Çocuklara Ölüm Kavramı Nasıl Anlatılabilir?
Yaslarımız parmak izlerimiz kadar kişiseldir. Her bireyin yas döneminde gösterdiği tepkiler birbirinden farklıdır. Aynı aile içinde herkesin yası yaşama şekli ayrı ayrı kendine özgüdür. Yetişkinler yas dönemini çeşitli evreleri yaşayarak, geride bırakabilir. Peki ya çocuklar? Ölüm kavramı çocuklar için rahatsız edici bir şeydir. Ancak tam olarak anlamlandıramazlar.
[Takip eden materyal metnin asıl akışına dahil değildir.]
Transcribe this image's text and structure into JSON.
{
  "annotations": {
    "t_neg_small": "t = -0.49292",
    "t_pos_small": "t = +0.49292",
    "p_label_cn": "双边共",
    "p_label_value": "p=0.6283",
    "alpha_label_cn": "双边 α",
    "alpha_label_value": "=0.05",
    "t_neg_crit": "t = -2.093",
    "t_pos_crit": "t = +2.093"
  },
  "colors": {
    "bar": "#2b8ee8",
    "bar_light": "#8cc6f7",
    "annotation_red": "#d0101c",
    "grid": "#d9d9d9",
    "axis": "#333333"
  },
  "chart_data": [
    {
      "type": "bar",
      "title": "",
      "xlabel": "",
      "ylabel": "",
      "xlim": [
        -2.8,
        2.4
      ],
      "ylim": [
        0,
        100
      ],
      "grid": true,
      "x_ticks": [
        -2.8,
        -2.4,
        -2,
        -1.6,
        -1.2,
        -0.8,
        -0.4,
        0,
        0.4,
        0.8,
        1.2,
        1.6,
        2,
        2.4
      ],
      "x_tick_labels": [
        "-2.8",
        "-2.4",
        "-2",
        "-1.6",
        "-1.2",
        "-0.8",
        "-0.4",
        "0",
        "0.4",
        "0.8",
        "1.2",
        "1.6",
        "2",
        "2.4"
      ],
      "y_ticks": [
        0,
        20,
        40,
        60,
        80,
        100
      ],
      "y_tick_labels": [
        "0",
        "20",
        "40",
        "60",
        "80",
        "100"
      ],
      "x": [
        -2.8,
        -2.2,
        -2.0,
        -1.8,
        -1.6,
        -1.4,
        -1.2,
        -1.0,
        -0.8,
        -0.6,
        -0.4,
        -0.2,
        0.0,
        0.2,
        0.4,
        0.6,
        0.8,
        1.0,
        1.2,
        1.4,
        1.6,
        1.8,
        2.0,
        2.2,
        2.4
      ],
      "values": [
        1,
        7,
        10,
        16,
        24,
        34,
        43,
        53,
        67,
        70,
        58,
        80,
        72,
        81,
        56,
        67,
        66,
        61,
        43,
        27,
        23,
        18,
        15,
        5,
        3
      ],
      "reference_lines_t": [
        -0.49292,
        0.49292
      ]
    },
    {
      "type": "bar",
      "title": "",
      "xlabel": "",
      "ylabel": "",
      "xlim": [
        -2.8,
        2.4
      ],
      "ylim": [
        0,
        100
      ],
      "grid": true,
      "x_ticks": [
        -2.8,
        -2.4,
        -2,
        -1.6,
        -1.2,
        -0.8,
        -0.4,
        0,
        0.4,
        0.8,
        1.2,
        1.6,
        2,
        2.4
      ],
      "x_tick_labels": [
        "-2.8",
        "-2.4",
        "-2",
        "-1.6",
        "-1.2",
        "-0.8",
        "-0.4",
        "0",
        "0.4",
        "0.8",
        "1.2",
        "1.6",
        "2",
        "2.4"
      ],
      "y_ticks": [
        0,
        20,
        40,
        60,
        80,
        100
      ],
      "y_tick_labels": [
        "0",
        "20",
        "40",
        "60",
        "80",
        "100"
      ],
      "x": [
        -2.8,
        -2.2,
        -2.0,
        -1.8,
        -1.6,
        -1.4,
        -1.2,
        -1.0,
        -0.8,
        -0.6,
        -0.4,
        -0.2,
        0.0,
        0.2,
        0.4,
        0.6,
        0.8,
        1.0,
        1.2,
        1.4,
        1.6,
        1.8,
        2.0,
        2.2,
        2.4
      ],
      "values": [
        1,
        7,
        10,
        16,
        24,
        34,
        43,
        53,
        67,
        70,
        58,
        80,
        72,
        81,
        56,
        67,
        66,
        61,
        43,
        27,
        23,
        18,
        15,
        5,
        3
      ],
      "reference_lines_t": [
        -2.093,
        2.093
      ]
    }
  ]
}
Ölüm kavramı ise üzerinde konuşulması zor olan konulardan biridir. Bu noktada ebeveynlerine sorumluluk düşer ve çocuklarının sorularına cevap vermeleri gerekir. Peki çocuklara ölüm kavramı nasıl anlatılır? Öncelikle çocukların gelişim düzeylerine ve yaşlarına bağlı olarak ölüm kavramını algılayabilmelerinin farklılıklar gösterdiğini bilerek bu konuya yaklaşmamız gerekmektedir. Her çocuk biriciktir. Her çocuğun ihtiyaçları birbirinden farklıdır. Bu sebeple ölüm kavramını anlatırken her çocuğun duygu durumunu, mizacını ve bu sürece nasıl tepki vereceğini gözden geçirmemiz gerekmektedir.
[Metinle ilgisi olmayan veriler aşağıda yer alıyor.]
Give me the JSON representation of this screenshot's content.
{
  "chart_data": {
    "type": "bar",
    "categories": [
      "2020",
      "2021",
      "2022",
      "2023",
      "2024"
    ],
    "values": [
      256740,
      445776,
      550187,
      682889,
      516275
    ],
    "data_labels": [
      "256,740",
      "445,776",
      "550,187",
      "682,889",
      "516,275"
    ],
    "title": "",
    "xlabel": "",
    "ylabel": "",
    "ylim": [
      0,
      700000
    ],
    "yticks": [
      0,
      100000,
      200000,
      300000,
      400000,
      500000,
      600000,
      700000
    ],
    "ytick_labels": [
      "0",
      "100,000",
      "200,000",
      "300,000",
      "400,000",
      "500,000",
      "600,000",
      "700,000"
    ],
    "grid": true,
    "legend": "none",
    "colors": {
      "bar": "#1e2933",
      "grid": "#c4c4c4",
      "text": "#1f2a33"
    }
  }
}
Ölüm hayatta karşılaşılan, kaçınılmaz durumlardan biridir. ‘’Ruhsal bir yara’’ olarak tabir eder yazarlar. Hepimiz için böyledir ve çocuklar için bir yakınını, bir hayvanını kaybetme veya bu durumu hiç yaşamadan yaşadığı ortamdaki kayıplar onlar için sandığımızdan çok daha yaralayıcı olabilir. Ebeveynlerin bu dönemde yaklaşımları çok önemlidir. Yetişkin çocuğa karşı, dinlemeye açık, yargılamayan, çocuğun ihtiyaçlarını dikkate alan ve duygusunu ifade etmesine izin veren, duyarlı, soğukkanlı bir yaklaşım sergilemelidir. Televizyonlar, internet oyunları, sosyal medya da sık sık ölüm kavramı geçmektedir. Çocuk hiç kayıp yaşamadan da bu konuya ilgi duymaya başlayabilir. Yetişkinlere sürekli sorular sorar. Ölüm hakkında konuşmak bu soruları yanıtlamak yetişkinler için de kolay değildir. Ancak çocuğunuzun sorularını yanıtlamazsanız eğer çocuk bu sorularının cevabı için yanlış bir yol seçebilir veya bir daha bu konuyla ilgili soru sormaması gerektiğine inanabilir.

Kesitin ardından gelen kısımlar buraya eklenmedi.